Prominent Greek miniature artist Andreas Rousounelis started his handmade artwork as a hobby seven years ago, before he became a professional miniature artist.
Although Rousounelis studied graphic design, he fell in love with handmade miniatures. Rousounelis wants to deliver a message through his artwork by highlighting the importance of art in our world and its positive effect on our lives.
“I make different miniatures every season. I prefer Greek themes for the summer and abandoned scenes for the other seasons,” Rousounelis told Ahram Online, adding that he uses light colours for Greek dioramas and dark colours for abandoned scenes. As for materials, Rousounelis uses paper, plastic and wood.
Abandoned doors and sceneries are Rousounelis’s favourite artwork, and he takes his ideas from photos and makes scale models of buildings, streets, cars and trucks.
Rousounelis describes his art style as hyperrealism, and his inspiration comes from Greek architecture, mostly the Cyclades architecture.
Rousounelis emphasised that most of the costumers who are interested in miniatures, are art collectors. He also agrees that the future is for online shopping especially in the era of the pandemic, which he prefers as he can show and display his work to everyone around the world.
“A piece of artwork can positively change the atmosphere and add good energy, if it fits and matches the style of the place and surroundings, whether in the house or in the office,” he says.
Rousounelis’s favourite artists are French miniature artist Ronan Jim Sevellec and the French photographer and miniature artist Charles Matton.
“My favourite pieces of my artwork are the abandoned kitchen and the abandoned stone house,” said Rousounelis, adding that his dream is that someday one of his handmade artwork will be displayed in an art museum. He advises all new artists to love the art and choose their own style.

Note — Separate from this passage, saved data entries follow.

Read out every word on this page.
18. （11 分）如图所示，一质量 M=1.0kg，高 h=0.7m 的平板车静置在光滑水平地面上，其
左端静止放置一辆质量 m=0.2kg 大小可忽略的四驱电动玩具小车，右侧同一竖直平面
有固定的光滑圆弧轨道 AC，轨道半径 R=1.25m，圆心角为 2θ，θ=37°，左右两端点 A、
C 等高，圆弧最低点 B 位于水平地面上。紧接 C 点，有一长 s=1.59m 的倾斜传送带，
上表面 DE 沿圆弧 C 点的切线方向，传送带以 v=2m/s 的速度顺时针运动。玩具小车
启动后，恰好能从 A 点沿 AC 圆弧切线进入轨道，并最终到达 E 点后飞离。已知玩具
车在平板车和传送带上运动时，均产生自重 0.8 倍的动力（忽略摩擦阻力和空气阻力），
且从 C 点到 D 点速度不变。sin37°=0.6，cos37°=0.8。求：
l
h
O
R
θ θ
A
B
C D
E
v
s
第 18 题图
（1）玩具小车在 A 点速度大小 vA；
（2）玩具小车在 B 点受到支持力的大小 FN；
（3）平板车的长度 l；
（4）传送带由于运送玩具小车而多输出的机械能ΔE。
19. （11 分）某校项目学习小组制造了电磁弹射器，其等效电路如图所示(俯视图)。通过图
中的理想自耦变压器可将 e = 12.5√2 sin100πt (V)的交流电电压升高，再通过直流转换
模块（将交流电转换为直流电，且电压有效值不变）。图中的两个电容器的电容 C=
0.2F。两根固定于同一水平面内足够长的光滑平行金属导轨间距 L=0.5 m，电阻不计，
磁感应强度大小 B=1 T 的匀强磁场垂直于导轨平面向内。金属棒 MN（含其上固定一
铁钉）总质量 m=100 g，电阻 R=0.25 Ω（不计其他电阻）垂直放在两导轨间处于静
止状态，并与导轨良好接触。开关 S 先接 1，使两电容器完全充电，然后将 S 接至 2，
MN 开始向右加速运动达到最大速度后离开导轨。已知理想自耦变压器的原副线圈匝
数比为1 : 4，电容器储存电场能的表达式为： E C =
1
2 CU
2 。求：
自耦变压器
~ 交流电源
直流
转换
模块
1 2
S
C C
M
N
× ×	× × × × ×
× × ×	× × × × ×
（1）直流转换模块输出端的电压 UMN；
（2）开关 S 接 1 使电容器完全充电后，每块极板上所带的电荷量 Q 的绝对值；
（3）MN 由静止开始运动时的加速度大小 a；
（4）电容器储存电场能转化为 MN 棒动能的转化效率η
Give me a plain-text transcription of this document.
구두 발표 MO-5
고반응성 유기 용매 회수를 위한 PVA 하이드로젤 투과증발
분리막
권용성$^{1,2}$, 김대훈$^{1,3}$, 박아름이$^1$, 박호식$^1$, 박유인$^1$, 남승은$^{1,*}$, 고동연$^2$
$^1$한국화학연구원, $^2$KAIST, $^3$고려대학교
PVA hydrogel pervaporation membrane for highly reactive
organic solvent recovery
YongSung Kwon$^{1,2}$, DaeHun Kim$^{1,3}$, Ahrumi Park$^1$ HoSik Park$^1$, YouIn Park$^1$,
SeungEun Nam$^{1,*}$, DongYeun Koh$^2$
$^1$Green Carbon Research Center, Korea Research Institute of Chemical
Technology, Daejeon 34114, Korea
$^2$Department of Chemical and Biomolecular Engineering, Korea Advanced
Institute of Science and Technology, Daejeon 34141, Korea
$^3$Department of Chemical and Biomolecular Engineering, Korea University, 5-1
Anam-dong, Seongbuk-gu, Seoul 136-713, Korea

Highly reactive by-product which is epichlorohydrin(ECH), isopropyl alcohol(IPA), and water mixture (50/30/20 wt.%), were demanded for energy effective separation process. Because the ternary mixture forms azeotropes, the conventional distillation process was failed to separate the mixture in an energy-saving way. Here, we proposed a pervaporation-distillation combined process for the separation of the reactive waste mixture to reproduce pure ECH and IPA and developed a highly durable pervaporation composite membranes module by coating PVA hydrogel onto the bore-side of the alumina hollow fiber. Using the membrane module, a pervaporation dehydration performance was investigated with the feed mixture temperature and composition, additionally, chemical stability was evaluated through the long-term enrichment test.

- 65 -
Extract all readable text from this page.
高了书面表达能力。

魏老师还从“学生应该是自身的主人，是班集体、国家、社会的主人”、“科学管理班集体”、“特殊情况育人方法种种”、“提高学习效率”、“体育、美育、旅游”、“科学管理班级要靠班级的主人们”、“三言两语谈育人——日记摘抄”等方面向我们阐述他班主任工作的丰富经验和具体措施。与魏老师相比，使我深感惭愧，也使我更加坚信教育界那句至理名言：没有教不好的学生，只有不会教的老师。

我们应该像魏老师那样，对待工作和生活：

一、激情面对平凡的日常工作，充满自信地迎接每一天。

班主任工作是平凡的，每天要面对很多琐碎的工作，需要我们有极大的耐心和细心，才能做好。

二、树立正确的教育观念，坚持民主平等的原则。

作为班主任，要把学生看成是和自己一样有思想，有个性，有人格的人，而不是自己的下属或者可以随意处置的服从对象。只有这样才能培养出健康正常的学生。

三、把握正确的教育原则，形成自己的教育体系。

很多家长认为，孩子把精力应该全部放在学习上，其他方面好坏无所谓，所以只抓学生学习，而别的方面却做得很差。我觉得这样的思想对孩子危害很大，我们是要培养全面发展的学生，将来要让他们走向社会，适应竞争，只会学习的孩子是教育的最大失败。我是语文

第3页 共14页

According to Rousounelis, people like to see their houses made in miniature or scale models, including some tourists who visit Greek islands and collect souvenirs. The artist has many clients from all over the world, including from the United States, the United Kingdom, and Australia.
Currently, he is working on a new miniature project which is an old house on Naxos Island in Greece. It takes him one week to two months to finish a piece, depending on the project’s details.
“This kind of art is very interesting because we can have our world in miniature form,” said Rousounelis emphasising that he prefers classical and traditional architecture, and wishes to make a scale model of the Grand Britain hotel in Syntygma Square, Athens, which is built in the Victorian style.